By Andrew Hay
TAOS, N.M. (Reuters) – Environmentalists on Wednesday protested U.S. government plans to transfer an endangered Mexican Gray Wolf captured in New Mexico to Mexico, saying it should be allowed to roam free and repopulate the Rockies.
The she-wolf, named Asha by schoolchildren, was captured near Taos, New Mexico, on Sunday after heading further north than any other Mexican wolf recorded since the species’ 1998 reintroduction after near extinction.
The U.S. Fish and Wildlife Service (USFWS) said its policy was to capture and transfer the wolves once they left a recovery area and trekked north of I40, the interstate highway running through the upper half of New Mexico.
Environmentalists said the wolves needed to enter historic habitats north of I40 like the Grand Canyon and Southern Rockies for their U.S. population to further recover from a current level of only around 200 in the wild.
“Poor Asha. The decision to capture her seems to be just as arbitrary as the Interstate 40 boundary,” said Greta Anderson, deputy director of Western Watersheds Project.
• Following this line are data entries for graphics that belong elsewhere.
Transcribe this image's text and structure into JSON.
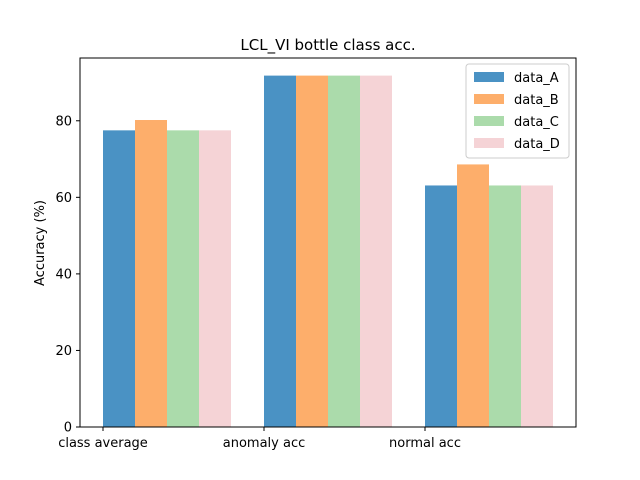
{
  "chart_data": {
    "type": "bar",
    "title": "LCL_VI bottle class acc.",
    "xlabel": "",
    "ylabel": "Accuracy (%)",
    "categories": [
      "class average",
      "anomaly acc",
      "normal acc"
    ],
    "series": [
      {
        "name": "data_A",
        "color": "#4a92c4",
        "values": [
          77.5,
          91.8,
          63.1
        ]
      },
      {
        "name": "data_B",
        "color": "#fdae6b",
        "values": [
          80.2,
          91.8,
          68.6
        ]
      },
      {
        "name": "data_C",
        "color": "#abdbab",
        "values": [
          77.5,
          91.8,
          63.1
        ]
      },
      {
        "name": "data_D",
        "color": "#f5d3d6",
        "values": [
          77.5,
          91.8,
          63.1
        ]
      }
    ],
    "ylim": [
      0,
      96.4
    ],
    "yticks": [
      0,
      20,
      40,
      60,
      80
    ],
    "grid": false,
    "legend_position": "top-right"
  }
}
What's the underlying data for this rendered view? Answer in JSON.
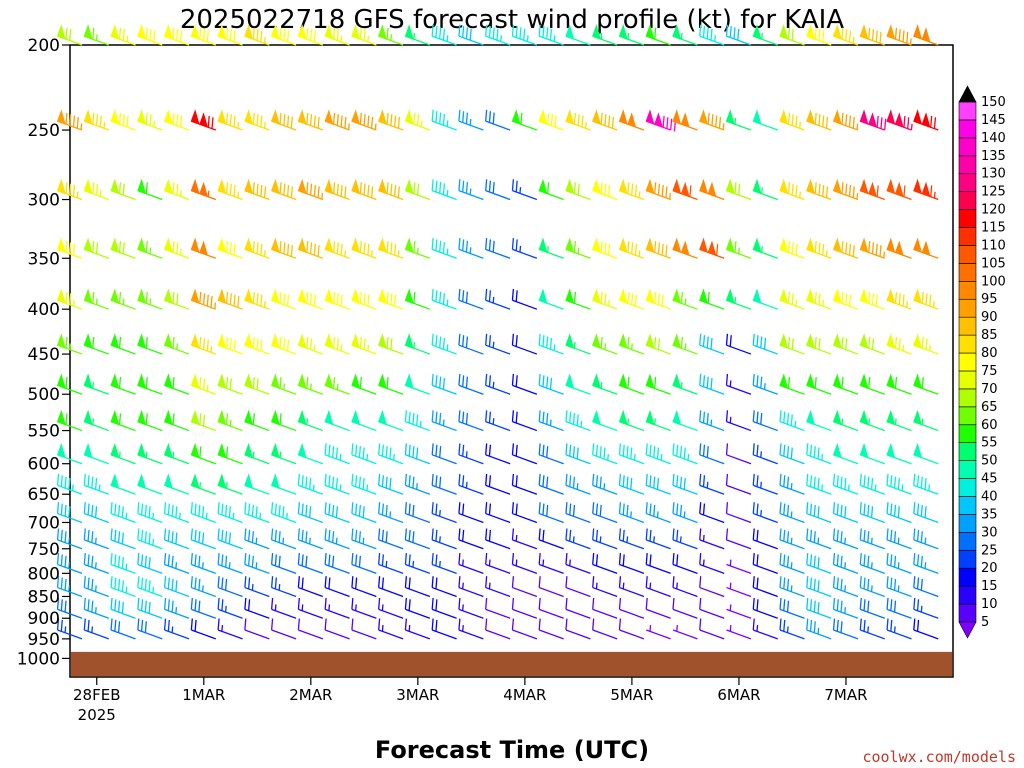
{
  "title": "2025022718 GFS forecast wind profile (kt) for KAIA",
  "xlabel": "Forecast Time (UTC)",
  "credit": "coolwx.com/models",
  "colors": {
    "terrain": "#a0522d",
    "axis": "#000000"
  },
  "chart_data": {
    "type": "wind-barb-profile",
    "units": "kt",
    "y_axis": {
      "label": "",
      "scale": "log-pressure",
      "range": [
        1000,
        200
      ],
      "ticks": [
        200,
        250,
        300,
        350,
        400,
        450,
        500,
        550,
        600,
        650,
        700,
        750,
        800,
        850,
        900,
        950,
        1000
      ]
    },
    "x_axis": {
      "label": "Forecast Time (UTC)",
      "start": "2025-02-27T18:00Z",
      "range_hours": [
        0,
        198
      ],
      "ticks": [
        {
          "hour": 6,
          "label": "28FEB",
          "sublabel": "2025"
        },
        {
          "hour": 30,
          "label": "1MAR"
        },
        {
          "hour": 54,
          "label": "2MAR"
        },
        {
          "hour": 78,
          "label": "3MAR"
        },
        {
          "hour": 102,
          "label": "4MAR"
        },
        {
          "hour": 126,
          "label": "5MAR"
        },
        {
          "hour": 150,
          "label": "6MAR"
        },
        {
          "hour": 174,
          "label": "7MAR"
        }
      ]
    },
    "colorbar": {
      "levels": [
        5,
        10,
        15,
        20,
        25,
        30,
        35,
        40,
        45,
        50,
        55,
        60,
        65,
        70,
        75,
        80,
        85,
        90,
        95,
        100,
        105,
        110,
        115,
        120,
        125,
        130,
        135,
        140,
        145,
        150
      ],
      "colors": [
        "#8000ff",
        "#5a00ff",
        "#2a00ff",
        "#0000ff",
        "#0040ff",
        "#0070ff",
        "#00a0ff",
        "#00c8ff",
        "#00f0e0",
        "#00ffb0",
        "#00ff70",
        "#20ff00",
        "#70ff00",
        "#b0ff00",
        "#e8ff00",
        "#ffff00",
        "#ffe000",
        "#ffc000",
        "#ffa000",
        "#ff8800",
        "#ff7000",
        "#ff5800",
        "#ff3000",
        "#ff0000",
        "#ff0050",
        "#ff0080",
        "#ff00a8",
        "#ff00c8",
        "#ff00e8",
        "#ff40ff"
      ]
    },
    "surface_pressure_hpa": 983,
    "sample_hours": [
      0,
      6,
      12,
      18,
      24,
      30,
      36,
      42,
      48,
      54,
      60,
      66,
      72,
      78,
      84,
      90,
      96,
      102,
      108,
      114,
      120,
      126,
      132,
      138,
      144,
      150,
      156,
      162,
      168,
      174,
      180,
      186,
      192
    ],
    "levels": [
      {
        "p": 200,
        "dir": 290,
        "speed": [
          70,
          65,
          75,
          80,
          80,
          80,
          80,
          85,
          80,
          80,
          75,
          75,
          65,
          55,
          45,
          40,
          45,
          45,
          45,
          50,
          55,
          55,
          60,
          55,
          45,
          40,
          55,
          70,
          80,
          85,
          90,
          95,
          100
        ]
      },
      {
        "p": 250,
        "dir": 290,
        "speed": [
          95,
          85,
          80,
          75,
          80,
          120,
          85,
          85,
          90,
          90,
          95,
          95,
          90,
          75,
          45,
          35,
          30,
          60,
          80,
          85,
          90,
          100,
          140,
          100,
          95,
          55,
          50,
          85,
          90,
          95,
          130,
          125,
          120
        ]
      },
      {
        "p": 300,
        "dir": 290,
        "speed": [
          85,
          75,
          70,
          60,
          75,
          105,
          85,
          90,
          90,
          95,
          90,
          90,
          90,
          70,
          45,
          35,
          30,
          25,
          60,
          70,
          80,
          85,
          95,
          110,
          100,
          70,
          55,
          85,
          90,
          95,
          110,
          110,
          115
        ]
      },
      {
        "p": 350,
        "dir": 290,
        "speed": [
          80,
          70,
          70,
          65,
          75,
          100,
          80,
          85,
          90,
          90,
          85,
          85,
          85,
          65,
          45,
          35,
          30,
          25,
          55,
          65,
          80,
          85,
          90,
          100,
          110,
          65,
          55,
          80,
          85,
          90,
          95,
          100,
          100
        ]
      },
      {
        "p": 400,
        "dir": 290,
        "speed": [
          75,
          65,
          65,
          65,
          70,
          95,
          90,
          85,
          80,
          80,
          80,
          80,
          80,
          60,
          45,
          30,
          25,
          20,
          50,
          60,
          75,
          80,
          80,
          65,
          60,
          55,
          50,
          75,
          75,
          80,
          80,
          85,
          85
        ]
      },
      {
        "p": 450,
        "dir": 290,
        "speed": [
          65,
          60,
          60,
          60,
          65,
          85,
          80,
          80,
          80,
          75,
          75,
          75,
          70,
          55,
          45,
          30,
          25,
          20,
          45,
          55,
          65,
          65,
          70,
          65,
          40,
          20,
          40,
          70,
          70,
          70,
          70,
          75,
          75
        ]
      },
      {
        "p": 500,
        "dir": 290,
        "speed": [
          60,
          55,
          60,
          60,
          60,
          75,
          70,
          70,
          65,
          65,
          65,
          60,
          60,
          50,
          40,
          30,
          25,
          20,
          40,
          50,
          55,
          60,
          60,
          55,
          40,
          15,
          35,
          60,
          60,
          60,
          60,
          60,
          60
        ]
      },
      {
        "p": 550,
        "dir": 290,
        "speed": [
          60,
          55,
          60,
          60,
          60,
          70,
          65,
          60,
          60,
          55,
          50,
          50,
          50,
          45,
          35,
          30,
          25,
          20,
          35,
          45,
          50,
          55,
          55,
          50,
          35,
          15,
          30,
          45,
          50,
          55,
          55,
          55,
          55
        ]
      },
      {
        "p": 600,
        "dir": 290,
        "speed": [
          50,
          50,
          55,
          55,
          55,
          60,
          60,
          55,
          55,
          50,
          45,
          45,
          45,
          40,
          30,
          25,
          20,
          20,
          30,
          40,
          45,
          45,
          45,
          45,
          30,
          10,
          25,
          40,
          45,
          50,
          50,
          50,
          50
        ]
      },
      {
        "p": 650,
        "dir": 290,
        "speed": [
          45,
          45,
          50,
          50,
          50,
          55,
          55,
          50,
          50,
          45,
          45,
          45,
          40,
          35,
          30,
          25,
          20,
          20,
          30,
          35,
          35,
          40,
          40,
          40,
          25,
          10,
          25,
          35,
          45,
          45,
          45,
          45,
          45
        ]
      },
      {
        "p": 700,
        "dir": 290,
        "speed": [
          40,
          40,
          45,
          45,
          45,
          45,
          45,
          45,
          45,
          40,
          40,
          40,
          35,
          30,
          25,
          20,
          20,
          20,
          30,
          30,
          30,
          35,
          35,
          35,
          20,
          10,
          25,
          35,
          40,
          40,
          40,
          40,
          40
        ]
      },
      {
        "p": 750,
        "dir": 290,
        "speed": [
          35,
          35,
          40,
          45,
          40,
          40,
          40,
          35,
          35,
          35,
          35,
          35,
          30,
          30,
          25,
          20,
          20,
          15,
          20,
          25,
          25,
          25,
          25,
          25,
          15,
          10,
          20,
          35,
          35,
          35,
          35,
          35,
          35
        ]
      },
      {
        "p": 800,
        "dir": 290,
        "speed": [
          35,
          35,
          45,
          40,
          35,
          35,
          35,
          35,
          30,
          30,
          30,
          30,
          25,
          25,
          25,
          15,
          15,
          15,
          15,
          15,
          20,
          20,
          20,
          20,
          15,
          5,
          20,
          35,
          40,
          35,
          35,
          35,
          35
        ]
      },
      {
        "p": 850,
        "dir": 290,
        "speed": [
          35,
          35,
          45,
          45,
          40,
          35,
          30,
          25,
          25,
          20,
          20,
          20,
          20,
          20,
          20,
          15,
          15,
          10,
          10,
          10,
          15,
          15,
          15,
          15,
          10,
          5,
          20,
          35,
          40,
          35,
          35,
          35,
          30
        ]
      },
      {
        "p": 900,
        "dir": 290,
        "speed": [
          30,
          35,
          40,
          40,
          35,
          30,
          25,
          20,
          15,
          15,
          15,
          15,
          15,
          20,
          20,
          15,
          10,
          10,
          10,
          10,
          10,
          10,
          10,
          10,
          10,
          5,
          20,
          30,
          40,
          35,
          30,
          30,
          25
        ]
      },
      {
        "p": 950,
        "dir": 290,
        "speed": [
          25,
          25,
          30,
          30,
          25,
          20,
          15,
          10,
          10,
          10,
          10,
          10,
          15,
          15,
          20,
          15,
          10,
          10,
          10,
          10,
          10,
          10,
          5,
          5,
          10,
          5,
          15,
          25,
          35,
          30,
          25,
          25,
          20
        ]
      }
    ]
  }
}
The tagged wolf left her pack in late 2022 and was tracked north, making it within 50 miles (81 km) of the Colorado border before being apprehended from a helicopter.
“As it is breeding season and there are no other known wolves in the area, there was a high likelihood of a negative interaction or breeding with domestic dogs,” USFWS said in a statement.
Ranchers have long complained that wolves eat their livestock and threaten their livelihoods. The species’ recovery has been hampered by dozens of illegal killings, the Sierra Club says.
Asha will be held at a facility south of Albuquerque before being paired with a male Mexican wolf and transferred as a pair to Mexico later this year, USFWS said.